The amendments are significant as they signal China's stance and its possible entry into compulsory licensing.

Outlook

The development does not bode well for innovative pharma, which are already seeing their key revenue generators go unpatented in the country. The announcement expands the potential compulsory licensing remit in China to include chronic and non-communicable diseases, and may see court-mandated compulsory licenses emerge.

China Takes First Step Towards Compulsory Licensing

The Chinese government has announced amendments to its intellectual property rights (IPR) protection laws to provide clarity on the issue of compulsory licensing, reports China Daily. The announcement has sought to provide clarity on the definition of "patent pharmaceuticals", with the following definition—patented medicine refers to any "patented product or any product directly based on patented methods, in the pharmaceutical industry that is necessary for resolving public health issues, including active ingredients necessary for the manufacture of such products and diagnostic devices necessary for the use of such products".

Also, the government has revealed that any entity can petition the State Intellectual Property Office (SIPO) to grant a compulsory license after three years have elapsed from the time of grant of patent under the following circumstances:

  • the entity has made a reasonable request to the patent holder but has failed to arrive at an agreement;
  • in the event of a national emergency or when public health requires;
  • when the patent holder has not exploited/ sufficiently exploited the patent without justification;
  • when it is determined by a judicial process that the patent restricts competition.

(Source: Maier & Maier)

The government has also clarified that no compulsory license will be exclusive, and will not authorise the licensee to further authorise others to exploit the patent. The licensee is also required to pay the patent holder a pre-negotiated fee. If a negotiation is not successful, the SIPO will determine an appropriate fee.

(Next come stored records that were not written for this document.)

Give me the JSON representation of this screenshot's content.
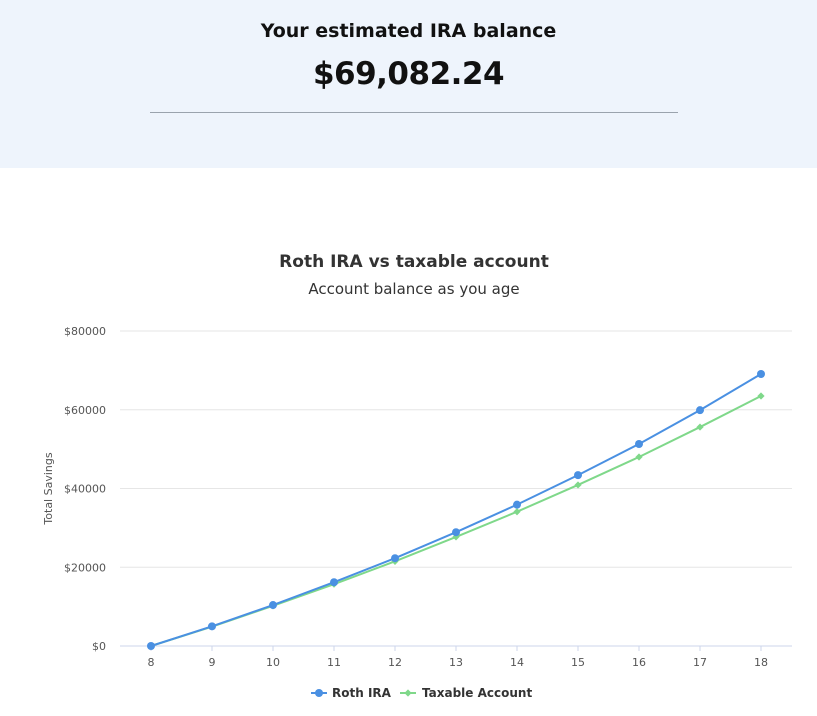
{
  "summary": {
    "label": "Your estimated IRA balance",
    "value": "$69,082.24"
  },
  "chart_data": {
    "type": "line",
    "title": "Roth IRA vs taxable account",
    "subtitle": "Account balance as you age",
    "xlabel": "",
    "ylabel": "Total Savings",
    "x": [
      8,
      9,
      10,
      11,
      12,
      13,
      14,
      15,
      16,
      17,
      18
    ],
    "ylim": [
      0,
      80000
    ],
    "yticks": [
      0,
      20000,
      40000,
      60000,
      80000
    ],
    "ytick_labels": [
      "$0",
      "$20000",
      "$40000",
      "$60000",
      "$80000"
    ],
    "grid": true,
    "legend": "bottom",
    "series": [
      {
        "name": "Roth IRA",
        "color": "#4a90e2",
        "marker": "circle",
        "values": [
          0,
          5000,
          10400,
          16200,
          22300,
          28900,
          35900,
          43400,
          51300,
          59900,
          69082.24
        ]
      },
      {
        "name": "Taxable Account",
        "color": "#7fd88a",
        "marker": "diamond",
        "values": [
          0,
          4900,
          10200,
          15700,
          21500,
          27700,
          34100,
          40900,
          48000,
          55600,
          63500
        ]
      }
    ]
  }
}
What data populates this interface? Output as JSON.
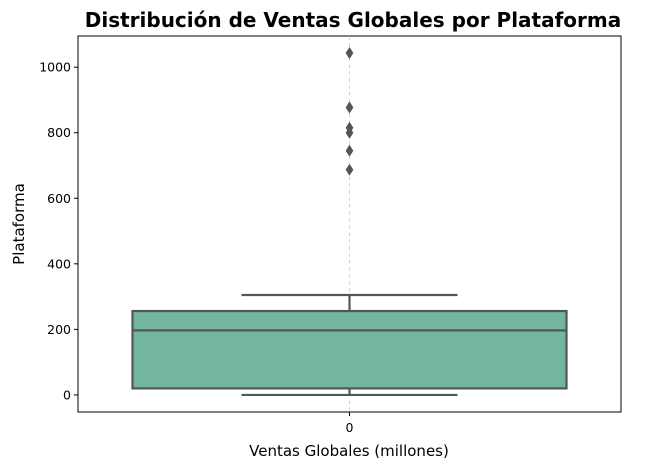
{
  "chart_data": {
    "type": "boxplot",
    "title": "Distribución de Ventas Globales por Plataforma",
    "xlabel": "Ventas Globales (millones)",
    "ylabel": "Plataforma",
    "categories": [
      "0"
    ],
    "ylim": [
      -52,
      1095
    ],
    "yticks": [
      0,
      200,
      400,
      600,
      800,
      1000
    ],
    "ytick_labels": [
      "0",
      "200",
      "400",
      "600",
      "800",
      "1000"
    ],
    "box": {
      "whisker_low": 0,
      "q1": 20,
      "median": 197,
      "q3": 256,
      "whisker_high": 305
    },
    "outliers": [
      687,
      745,
      800,
      815,
      877,
      1043
    ],
    "grid": "x-dashed",
    "colors": {
      "box_fill": "#72b6a1",
      "box_line": "#555555",
      "outlier": "#555555",
      "grid": "#cccccc",
      "axes": "#000000"
    }
  }
}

If the patent holder is dissatisfied with the grant of the compulsory license, or the licensee is dissatisfied with the fee to be paid, the parties may engage in legal proceedings within three months of being notified.

Outlook and Implications

As indicated, the aforementioned amendments are significant and represent the Chinese government's efforts to move towards compulsory licensing. The development therefore does not bode well for innovative pharma, and will be cheered by generic firms and the domestic drug industry. The reasons for this are manifold. Firstly, it should be noted that while several of the compulsory licensing clauses already form a part of China and the World Trade Organization's (WTO) regulations around compulsory licensing. However, the nebulous terminology surrounding the conditions necessary for grant of compulsory license in relation to insufficient exploitation of a patent, given above, are likely to be a cause of concern for innovative pharma. Meanwhile, the move also comes at a time when several Big Pharma firms, such as Pfizer (U.S.), are implementing emerging market expansion strategies with special focus on China (see United States - China: 20 January 2010: Pfizer Intensifies Big Asia Focus, Seeks to Strengthen Presence in Emerging Markets). Although China has yet to issue a compulsory license, it has always been a pro-generic market with patent infringement cases often decided in favour of the domestic generic firm—namely, Pfizer over the Chinese trademark for Viagra (sildenafil), and Merck & Co (U.S.) over Proscar/Propecia's (finasteride) patent. Although Eli Lilly (U.S.)'s victory against Chinese generics maker Jiangyin Dongfang over the Cialis (tadalafil) patent had appeared to signal a change in priorities, this now does not seem to be the case.

The indicated development broadens China's scope for compulsory licensing beyond solely contagious diseases, and could see the trend of court-mandated compulsory licenses emerge. It also brings China more inline with its Asian-Pacific neighbours, such as Thailand and the Philippines, in terms of compulsory licensing policy.